We take turns with an Irish couple for photos, and the kids run back down.  We adults, on the other hand, turn sideways to do steep steps, slowly descending.

Somehow, in a country with some of the best food in the world, we find ourselves struggling to find food: we walk to the restaurant Claudio recommended and they're closing (maybe because it's now 3pm).  We eat American style pizza in a piazza, change into bathing suits discreetly (we think), and go to the beach.  We hop on the train in Monterroso with a plan to pair two remaining towns with food.  (A Italian colleague told me today, Italians spend less money on clothing and more money on food.  Perhaps we're becoming more Italian?)

In Manarolla we eat gelato and watch teenagers jump off huge rocks in the sea.

In Riomaggiore we eat dinner and watch the sun set.  We get gelato again as we wait for the train.  (Daniel claims that he needs it for driving back to Viterbo.  The kids justify two in one day because we didn't find any in our town last night.  I eat it with no justification.)

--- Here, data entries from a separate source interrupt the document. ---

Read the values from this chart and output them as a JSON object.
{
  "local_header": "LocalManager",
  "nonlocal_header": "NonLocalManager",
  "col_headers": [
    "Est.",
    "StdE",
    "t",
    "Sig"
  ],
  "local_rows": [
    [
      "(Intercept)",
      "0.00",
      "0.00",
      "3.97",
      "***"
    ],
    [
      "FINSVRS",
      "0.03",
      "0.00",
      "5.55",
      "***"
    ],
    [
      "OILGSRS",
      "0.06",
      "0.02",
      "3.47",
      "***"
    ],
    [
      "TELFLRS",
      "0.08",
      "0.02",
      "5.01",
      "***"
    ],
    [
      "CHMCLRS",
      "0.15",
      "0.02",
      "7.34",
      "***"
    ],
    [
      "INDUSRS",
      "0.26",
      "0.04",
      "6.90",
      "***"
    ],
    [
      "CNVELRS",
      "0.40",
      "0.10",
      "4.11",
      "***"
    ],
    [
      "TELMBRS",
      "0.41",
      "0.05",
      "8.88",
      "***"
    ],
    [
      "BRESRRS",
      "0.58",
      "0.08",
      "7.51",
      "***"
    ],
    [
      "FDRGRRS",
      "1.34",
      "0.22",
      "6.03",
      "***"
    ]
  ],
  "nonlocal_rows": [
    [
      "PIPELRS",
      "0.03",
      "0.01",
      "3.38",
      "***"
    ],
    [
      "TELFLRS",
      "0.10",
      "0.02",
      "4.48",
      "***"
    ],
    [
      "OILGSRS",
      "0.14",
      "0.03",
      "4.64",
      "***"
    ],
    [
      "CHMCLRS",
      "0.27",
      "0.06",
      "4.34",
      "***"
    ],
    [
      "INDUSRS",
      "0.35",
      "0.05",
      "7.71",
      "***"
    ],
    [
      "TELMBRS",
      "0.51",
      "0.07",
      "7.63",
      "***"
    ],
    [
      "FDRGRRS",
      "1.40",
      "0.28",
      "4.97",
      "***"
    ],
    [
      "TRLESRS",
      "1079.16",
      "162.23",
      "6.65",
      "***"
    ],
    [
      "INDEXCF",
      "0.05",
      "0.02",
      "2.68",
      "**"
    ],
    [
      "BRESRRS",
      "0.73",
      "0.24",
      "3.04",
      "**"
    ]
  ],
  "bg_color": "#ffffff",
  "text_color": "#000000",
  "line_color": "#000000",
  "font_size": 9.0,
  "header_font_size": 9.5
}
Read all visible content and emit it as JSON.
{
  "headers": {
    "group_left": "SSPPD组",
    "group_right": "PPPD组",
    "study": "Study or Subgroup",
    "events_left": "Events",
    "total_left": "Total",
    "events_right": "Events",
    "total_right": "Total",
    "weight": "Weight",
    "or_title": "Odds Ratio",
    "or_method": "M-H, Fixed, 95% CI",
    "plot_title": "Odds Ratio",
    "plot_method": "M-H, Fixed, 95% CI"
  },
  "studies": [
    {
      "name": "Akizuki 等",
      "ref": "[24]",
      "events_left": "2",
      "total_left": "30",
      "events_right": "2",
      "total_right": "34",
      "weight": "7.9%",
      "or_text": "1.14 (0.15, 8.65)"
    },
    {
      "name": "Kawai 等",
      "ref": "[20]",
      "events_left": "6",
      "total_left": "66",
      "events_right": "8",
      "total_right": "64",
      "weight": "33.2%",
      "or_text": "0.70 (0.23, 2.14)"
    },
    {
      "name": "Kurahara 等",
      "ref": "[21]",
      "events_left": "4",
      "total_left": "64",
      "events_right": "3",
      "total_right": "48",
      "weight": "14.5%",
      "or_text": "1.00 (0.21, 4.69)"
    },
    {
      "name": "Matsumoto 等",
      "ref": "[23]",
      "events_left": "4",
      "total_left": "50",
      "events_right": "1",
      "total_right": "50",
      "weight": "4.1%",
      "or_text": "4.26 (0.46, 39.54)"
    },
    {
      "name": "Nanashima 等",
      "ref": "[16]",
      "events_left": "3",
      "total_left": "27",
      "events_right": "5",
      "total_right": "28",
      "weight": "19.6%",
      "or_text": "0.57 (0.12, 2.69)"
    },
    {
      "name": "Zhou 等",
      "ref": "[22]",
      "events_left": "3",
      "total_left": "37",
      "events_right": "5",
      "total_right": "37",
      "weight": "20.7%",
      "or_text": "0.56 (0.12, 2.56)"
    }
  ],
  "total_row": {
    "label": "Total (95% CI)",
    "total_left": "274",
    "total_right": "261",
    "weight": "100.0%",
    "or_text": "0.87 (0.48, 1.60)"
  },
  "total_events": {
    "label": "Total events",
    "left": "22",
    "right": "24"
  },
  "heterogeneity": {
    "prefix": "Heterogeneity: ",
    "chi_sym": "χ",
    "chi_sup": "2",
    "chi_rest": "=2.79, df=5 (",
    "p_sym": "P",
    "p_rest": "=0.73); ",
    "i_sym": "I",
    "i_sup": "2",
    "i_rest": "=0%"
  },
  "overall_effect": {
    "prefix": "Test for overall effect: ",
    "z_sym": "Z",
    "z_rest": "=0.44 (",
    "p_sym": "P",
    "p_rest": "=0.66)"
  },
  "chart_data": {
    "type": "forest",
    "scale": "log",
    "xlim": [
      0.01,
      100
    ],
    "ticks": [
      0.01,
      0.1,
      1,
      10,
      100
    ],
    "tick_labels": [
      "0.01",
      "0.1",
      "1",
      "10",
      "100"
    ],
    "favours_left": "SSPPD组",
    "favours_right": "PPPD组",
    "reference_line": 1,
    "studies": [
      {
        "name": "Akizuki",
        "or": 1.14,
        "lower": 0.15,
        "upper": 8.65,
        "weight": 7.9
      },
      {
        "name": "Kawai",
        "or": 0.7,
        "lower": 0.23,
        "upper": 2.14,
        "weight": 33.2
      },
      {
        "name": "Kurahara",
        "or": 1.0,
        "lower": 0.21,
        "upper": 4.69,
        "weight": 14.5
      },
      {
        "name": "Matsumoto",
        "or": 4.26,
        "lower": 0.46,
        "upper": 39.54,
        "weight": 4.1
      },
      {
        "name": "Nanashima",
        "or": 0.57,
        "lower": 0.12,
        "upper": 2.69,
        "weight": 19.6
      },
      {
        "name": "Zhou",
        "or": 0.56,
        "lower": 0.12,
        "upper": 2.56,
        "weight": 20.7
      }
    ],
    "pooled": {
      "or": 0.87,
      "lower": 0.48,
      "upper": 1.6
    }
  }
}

Back in Spezia, we find the car and praise Daniel for beginning the three and a half hour drive at 9:30pm.

The three and a half hour drive takes one cappuccino, one espresso, one can of pringles, twenty-seven euros in tolls (oops -- we had heard that this route would have tolls...we hadn't asked how much the tolls were), and over five hours.

General consensus: super trip.  Kids want to get back to La Torba to the beach, return to Pisa to climb up the tower, go to Cinqueterre for a week to hike from town to town.

I'm still not sure where all the hours went and how our two days in Cinqueterre ended up being one full day.  And that's okay.  Someone once told me about listening to the music rather than the words.  That sentiment seems appropriate here -- the feeling is good.  (And I get a cappuccino the next morning to make it through the work day.)